Through focus groups, the board assesses public values about priorities and costs of educational products. This is not a sporadic or single-purpose effort, but an unending process. These carefully planned interactions are not for public relations, but for the dual purpose of enhancing board understanding and reinforcing the public's sense of ownership of its schools. Trustees are perceived as the public's servant-leaders in the great challenge of preparing citizens for a democracy.

What schools are for

The critical role of education in a democracy demands exceptional governance integrity. Commitment and intelligence cannot overcome our institutionalized hodgepodge of traditional practices. Conscientious, detailed preoccupation with what schools do can never compensate for failing to define clearly what schools are for, then demanding system performance from a chief executive officer. Visionary leadership is not forged in a flurry of trivia, micromanagement, and administrative detail. If school boards are not the place for serious, perpetual community debate of how much this generation is willing to pay for which skills and understandings of the next generation, what other place does the public have?

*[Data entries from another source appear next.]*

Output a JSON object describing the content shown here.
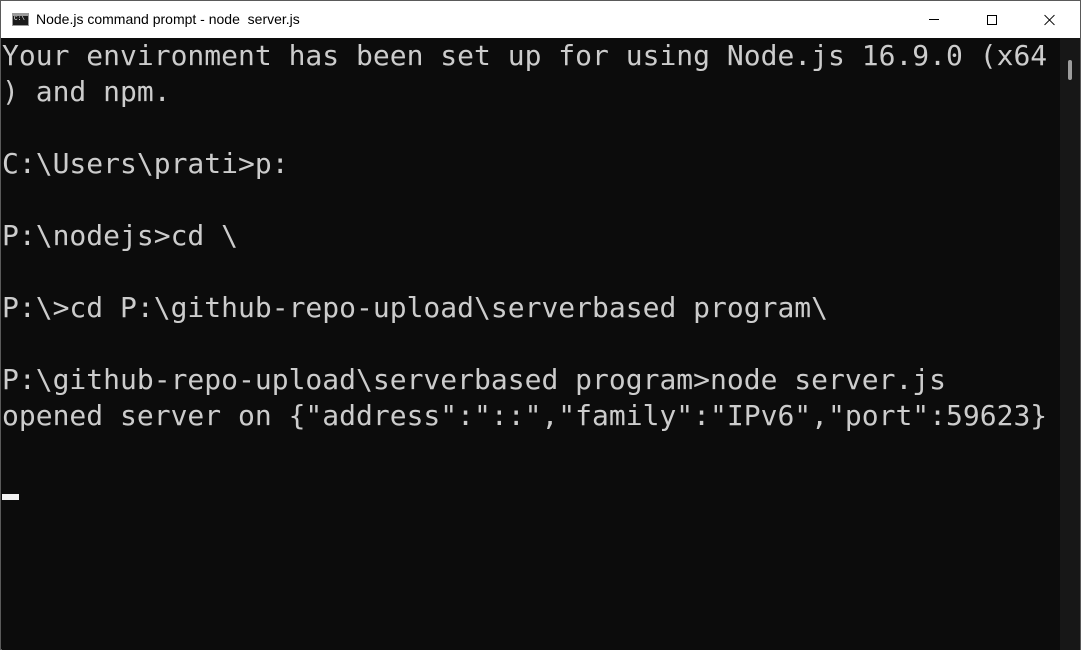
{
  "window": {
    "title": "Node.js command prompt - node  server.js",
    "app_icon_text": "C:\\",
    "controls": {
      "minimize": "minimize",
      "maximize": "maximize",
      "close": "close"
    }
  },
  "console": {
    "lines": [
      "Your environment has been set up for using Node.js 16.9.0 (x64",
      ") and npm.",
      "",
      "C:\\Users\\prati>p:",
      "",
      "P:\\nodejs>cd \\",
      "",
      "P:\\>cd P:\\github-repo-upload\\serverbased program\\",
      "",
      "P:\\github-repo-upload\\serverbased program>node server.js",
      "opened server on {\"address\":\"::\",\"family\":\"IPv6\",\"port\":59623}",
      ""
    ]
  },
  "colors": {
    "background": "#0c0c0c",
    "text": "#cccccc",
    "titlebar": "#ffffff"
  },
  "icons": {
    "app": "console-app-icon",
    "minimize": "minimize-icon",
    "maximize": "maximize-icon",
    "close": "close-icon"
  }
}
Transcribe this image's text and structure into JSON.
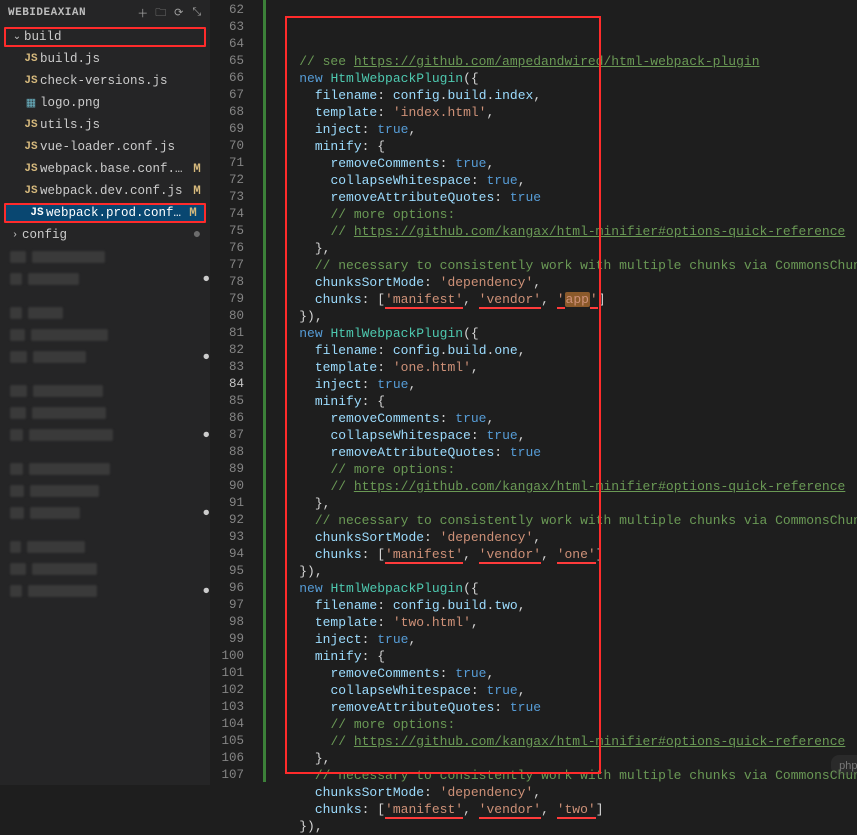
{
  "sidebar": {
    "title": "WEBIDEAXIAN",
    "actions": {
      "new_file": "＋",
      "new_folder": "🗀",
      "refresh": "⟳",
      "collapse": "⤡"
    },
    "folder": {
      "name": "build",
      "expanded": true
    },
    "files": [
      {
        "icon": "JS",
        "name": "build.js",
        "modified": false
      },
      {
        "icon": "JS",
        "name": "check-versions.js",
        "modified": false
      },
      {
        "icon": "IMG",
        "name": "logo.png",
        "modified": false
      },
      {
        "icon": "JS",
        "name": "utils.js",
        "modified": false
      },
      {
        "icon": "JS",
        "name": "vue-loader.conf.js",
        "modified": false
      },
      {
        "icon": "JS",
        "name": "webpack.base.conf.js",
        "modified": true
      },
      {
        "icon": "JS",
        "name": "webpack.dev.conf.js",
        "modified": true
      },
      {
        "icon": "JS",
        "name": "webpack.prod.conf.js",
        "modified": true,
        "selected": true
      },
      {
        "icon": ">",
        "name": "config",
        "modified": false,
        "folder": true,
        "dot": true
      }
    ]
  },
  "editor": {
    "first_line": 62,
    "active_line": 84,
    "lines": [
      [
        {
          "cls": "cmt",
          "t": "// see "
        },
        {
          "cls": "lnk",
          "t": "https://github.com/ampedandwired/html-webpack-plugin"
        }
      ],
      [
        {
          "cls": "kw",
          "t": "new"
        },
        {
          "t": " "
        },
        {
          "cls": "cls",
          "t": "HtmlWebpackPlugin"
        },
        {
          "cls": "pn",
          "t": "({"
        }
      ],
      [
        {
          "t": "  "
        },
        {
          "cls": "prop",
          "t": "filename"
        },
        {
          "cls": "pn",
          "t": ": "
        },
        {
          "cls": "prop",
          "t": "config"
        },
        {
          "cls": "pn",
          "t": "."
        },
        {
          "cls": "prop",
          "t": "build"
        },
        {
          "cls": "pn",
          "t": "."
        },
        {
          "cls": "prop",
          "t": "index"
        },
        {
          "cls": "pn",
          "t": ","
        }
      ],
      [
        {
          "t": "  "
        },
        {
          "cls": "prop",
          "t": "template"
        },
        {
          "cls": "pn",
          "t": ": "
        },
        {
          "cls": "str",
          "t": "'index.html'"
        },
        {
          "cls": "pn",
          "t": ","
        }
      ],
      [
        {
          "t": "  "
        },
        {
          "cls": "prop",
          "t": "inject"
        },
        {
          "cls": "pn",
          "t": ": "
        },
        {
          "cls": "bool",
          "t": "true"
        },
        {
          "cls": "pn",
          "t": ","
        }
      ],
      [
        {
          "t": "  "
        },
        {
          "cls": "prop",
          "t": "minify"
        },
        {
          "cls": "pn",
          "t": ": {"
        }
      ],
      [
        {
          "t": "    "
        },
        {
          "cls": "prop",
          "t": "removeComments"
        },
        {
          "cls": "pn",
          "t": ": "
        },
        {
          "cls": "bool",
          "t": "true"
        },
        {
          "cls": "pn",
          "t": ","
        }
      ],
      [
        {
          "t": "    "
        },
        {
          "cls": "prop",
          "t": "collapseWhitespace"
        },
        {
          "cls": "pn",
          "t": ": "
        },
        {
          "cls": "bool",
          "t": "true"
        },
        {
          "cls": "pn",
          "t": ","
        }
      ],
      [
        {
          "t": "    "
        },
        {
          "cls": "prop",
          "t": "removeAttributeQuotes"
        },
        {
          "cls": "pn",
          "t": ": "
        },
        {
          "cls": "bool",
          "t": "true"
        }
      ],
      [
        {
          "t": "    "
        },
        {
          "cls": "cmt",
          "t": "// more options:"
        }
      ],
      [
        {
          "t": "    "
        },
        {
          "cls": "cmt",
          "t": "// "
        },
        {
          "cls": "lnk",
          "t": "https://github.com/kangax/html-minifier#options-quick-reference"
        }
      ],
      [
        {
          "t": "  "
        },
        {
          "cls": "pn",
          "t": "},"
        }
      ],
      [
        {
          "t": "  "
        },
        {
          "cls": "cmt",
          "t": "// necessary to consistently work with multiple chunks via CommonsChunkPlugin"
        }
      ],
      [
        {
          "t": "  "
        },
        {
          "cls": "prop",
          "t": "chunksSortMode"
        },
        {
          "cls": "pn",
          "t": ": "
        },
        {
          "cls": "str",
          "t": "'dependency'"
        },
        {
          "cls": "pn",
          "t": ","
        }
      ],
      [
        {
          "t": "  "
        },
        {
          "cls": "prop",
          "t": "chunks"
        },
        {
          "cls": "pn",
          "t": ": ["
        },
        {
          "cls": "str underline-red",
          "t": "'manifest'"
        },
        {
          "cls": "pn",
          "t": ", "
        },
        {
          "cls": "str underline-red",
          "t": "'vendor'"
        },
        {
          "cls": "pn",
          "t": ", "
        },
        {
          "cls": "str underline-red",
          "t": "'",
          "wrap": "start"
        },
        {
          "cls": "str sel-bg",
          "t": "app"
        },
        {
          "cls": "str underline-red",
          "t": "'"
        },
        {
          "cls": "pn",
          "t": "]"
        }
      ],
      [
        {
          "cls": "pn",
          "t": "}),"
        }
      ],
      [
        {
          "cls": "kw",
          "t": "new"
        },
        {
          "t": " "
        },
        {
          "cls": "cls",
          "t": "HtmlWebpackPlugin"
        },
        {
          "cls": "pn",
          "t": "({"
        }
      ],
      [
        {
          "t": "  "
        },
        {
          "cls": "prop",
          "t": "filename"
        },
        {
          "cls": "pn",
          "t": ": "
        },
        {
          "cls": "prop",
          "t": "config"
        },
        {
          "cls": "pn",
          "t": "."
        },
        {
          "cls": "prop",
          "t": "build"
        },
        {
          "cls": "pn",
          "t": "."
        },
        {
          "cls": "prop",
          "t": "one"
        },
        {
          "cls": "pn",
          "t": ","
        }
      ],
      [
        {
          "t": "  "
        },
        {
          "cls": "prop",
          "t": "template"
        },
        {
          "cls": "pn",
          "t": ": "
        },
        {
          "cls": "str",
          "t": "'one.html'"
        },
        {
          "cls": "pn",
          "t": ","
        }
      ],
      [
        {
          "t": "  "
        },
        {
          "cls": "prop",
          "t": "inject"
        },
        {
          "cls": "pn",
          "t": ": "
        },
        {
          "cls": "bool",
          "t": "true"
        },
        {
          "cls": "pn",
          "t": ","
        }
      ],
      [
        {
          "t": "  "
        },
        {
          "cls": "prop",
          "t": "minify"
        },
        {
          "cls": "pn",
          "t": ": {"
        }
      ],
      [
        {
          "t": "    "
        },
        {
          "cls": "prop",
          "t": "removeComments"
        },
        {
          "cls": "pn",
          "t": ": "
        },
        {
          "cls": "bool",
          "t": "true"
        },
        {
          "cls": "pn",
          "t": ","
        }
      ],
      [
        {
          "t": "    "
        },
        {
          "cls": "prop",
          "t": "collapseWhitespace"
        },
        {
          "cls": "pn",
          "t": ": "
        },
        {
          "cls": "bool",
          "t": "true"
        },
        {
          "cls": "pn",
          "t": ","
        }
      ],
      [
        {
          "t": "    "
        },
        {
          "cls": "prop",
          "t": "removeAttributeQuotes"
        },
        {
          "cls": "pn",
          "t": ": "
        },
        {
          "cls": "bool",
          "t": "true"
        }
      ],
      [
        {
          "t": "    "
        },
        {
          "cls": "cmt",
          "t": "// more options:"
        }
      ],
      [
        {
          "t": "    "
        },
        {
          "cls": "cmt",
          "t": "// "
        },
        {
          "cls": "lnk",
          "t": "https://github.com/kangax/html-minifier#options-quick-reference"
        }
      ],
      [
        {
          "t": "  "
        },
        {
          "cls": "pn",
          "t": "},"
        }
      ],
      [
        {
          "t": "  "
        },
        {
          "cls": "cmt",
          "t": "// necessary to consistently work with multiple chunks via CommonsChunkPlugin"
        }
      ],
      [
        {
          "t": "  "
        },
        {
          "cls": "prop",
          "t": "chunksSortMode"
        },
        {
          "cls": "pn",
          "t": ": "
        },
        {
          "cls": "str",
          "t": "'dependency'"
        },
        {
          "cls": "pn",
          "t": ","
        }
      ],
      [
        {
          "t": "  "
        },
        {
          "cls": "prop",
          "t": "chunks"
        },
        {
          "cls": "pn",
          "t": ": ["
        },
        {
          "cls": "str underline-red",
          "t": "'manifest'"
        },
        {
          "cls": "pn",
          "t": ", "
        },
        {
          "cls": "str underline-red",
          "t": "'vendor'"
        },
        {
          "cls": "pn",
          "t": ", "
        },
        {
          "cls": "str underline-red",
          "t": "'one'"
        },
        {
          "cls": "pn",
          "t": "]"
        }
      ],
      [
        {
          "cls": "pn",
          "t": "}),"
        }
      ],
      [
        {
          "cls": "kw",
          "t": "new"
        },
        {
          "t": " "
        },
        {
          "cls": "cls",
          "t": "HtmlWebpackPlugin"
        },
        {
          "cls": "pn",
          "t": "({"
        }
      ],
      [
        {
          "t": "  "
        },
        {
          "cls": "prop",
          "t": "filename"
        },
        {
          "cls": "pn",
          "t": ": "
        },
        {
          "cls": "prop",
          "t": "config"
        },
        {
          "cls": "pn",
          "t": "."
        },
        {
          "cls": "prop",
          "t": "build"
        },
        {
          "cls": "pn",
          "t": "."
        },
        {
          "cls": "prop",
          "t": "two"
        },
        {
          "cls": "pn",
          "t": ","
        }
      ],
      [
        {
          "t": "  "
        },
        {
          "cls": "prop",
          "t": "template"
        },
        {
          "cls": "pn",
          "t": ": "
        },
        {
          "cls": "str",
          "t": "'two.html'"
        },
        {
          "cls": "pn",
          "t": ","
        }
      ],
      [
        {
          "t": "  "
        },
        {
          "cls": "prop",
          "t": "inject"
        },
        {
          "cls": "pn",
          "t": ": "
        },
        {
          "cls": "bool",
          "t": "true"
        },
        {
          "cls": "pn",
          "t": ","
        }
      ],
      [
        {
          "t": "  "
        },
        {
          "cls": "prop",
          "t": "minify"
        },
        {
          "cls": "pn",
          "t": ": {"
        }
      ],
      [
        {
          "t": "    "
        },
        {
          "cls": "prop",
          "t": "removeComments"
        },
        {
          "cls": "pn",
          "t": ": "
        },
        {
          "cls": "bool",
          "t": "true"
        },
        {
          "cls": "pn",
          "t": ","
        }
      ],
      [
        {
          "t": "    "
        },
        {
          "cls": "prop",
          "t": "collapseWhitespace"
        },
        {
          "cls": "pn",
          "t": ": "
        },
        {
          "cls": "bool",
          "t": "true"
        },
        {
          "cls": "pn",
          "t": ","
        }
      ],
      [
        {
          "t": "    "
        },
        {
          "cls": "prop",
          "t": "removeAttributeQuotes"
        },
        {
          "cls": "pn",
          "t": ": "
        },
        {
          "cls": "bool",
          "t": "true"
        }
      ],
      [
        {
          "t": "    "
        },
        {
          "cls": "cmt",
          "t": "// more options:"
        }
      ],
      [
        {
          "t": "    "
        },
        {
          "cls": "cmt",
          "t": "// "
        },
        {
          "cls": "lnk",
          "t": "https://github.com/kangax/html-minifier#options-quick-reference"
        }
      ],
      [
        {
          "t": "  "
        },
        {
          "cls": "pn",
          "t": "},"
        }
      ],
      [
        {
          "t": "  "
        },
        {
          "cls": "cmt",
          "t": "// necessary to consistently work with multiple chunks via CommonsChunkPlugin"
        }
      ],
      [
        {
          "t": "  "
        },
        {
          "cls": "prop",
          "t": "chunksSortMode"
        },
        {
          "cls": "pn",
          "t": ": "
        },
        {
          "cls": "str",
          "t": "'dependency'"
        },
        {
          "cls": "pn",
          "t": ","
        }
      ],
      [
        {
          "t": "  "
        },
        {
          "cls": "prop",
          "t": "chunks"
        },
        {
          "cls": "pn",
          "t": ": ["
        },
        {
          "cls": "str underline-red",
          "t": "'manifest'"
        },
        {
          "cls": "pn",
          "t": ", "
        },
        {
          "cls": "str underline-red",
          "t": "'vendor'"
        },
        {
          "cls": "pn",
          "t": ", "
        },
        {
          "cls": "str underline-red",
          "t": "'two'"
        },
        {
          "cls": "pn",
          "t": "]"
        }
      ],
      [
        {
          "cls": "pn",
          "t": "}),"
        }
      ]
    ],
    "indent_base": "    "
  },
  "watermark": "php 中文网"
}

Earlier, in illustrating flaws of conventional wisdom, I cited two articles from previous issues of ASBJ. I'll close by quoting a refreshing article ("Changing the Entitlement Culture," Paul McGowen and John Miller) in the August 1999 issue. "The challenge is for leaders to change the culture. ... It is time for public school leaders to seize the initiative." If there is to be a renaissance of public education, it will begin when boards discard the conceptually incoherent practices of today for a public leadership founded on sound governance theory.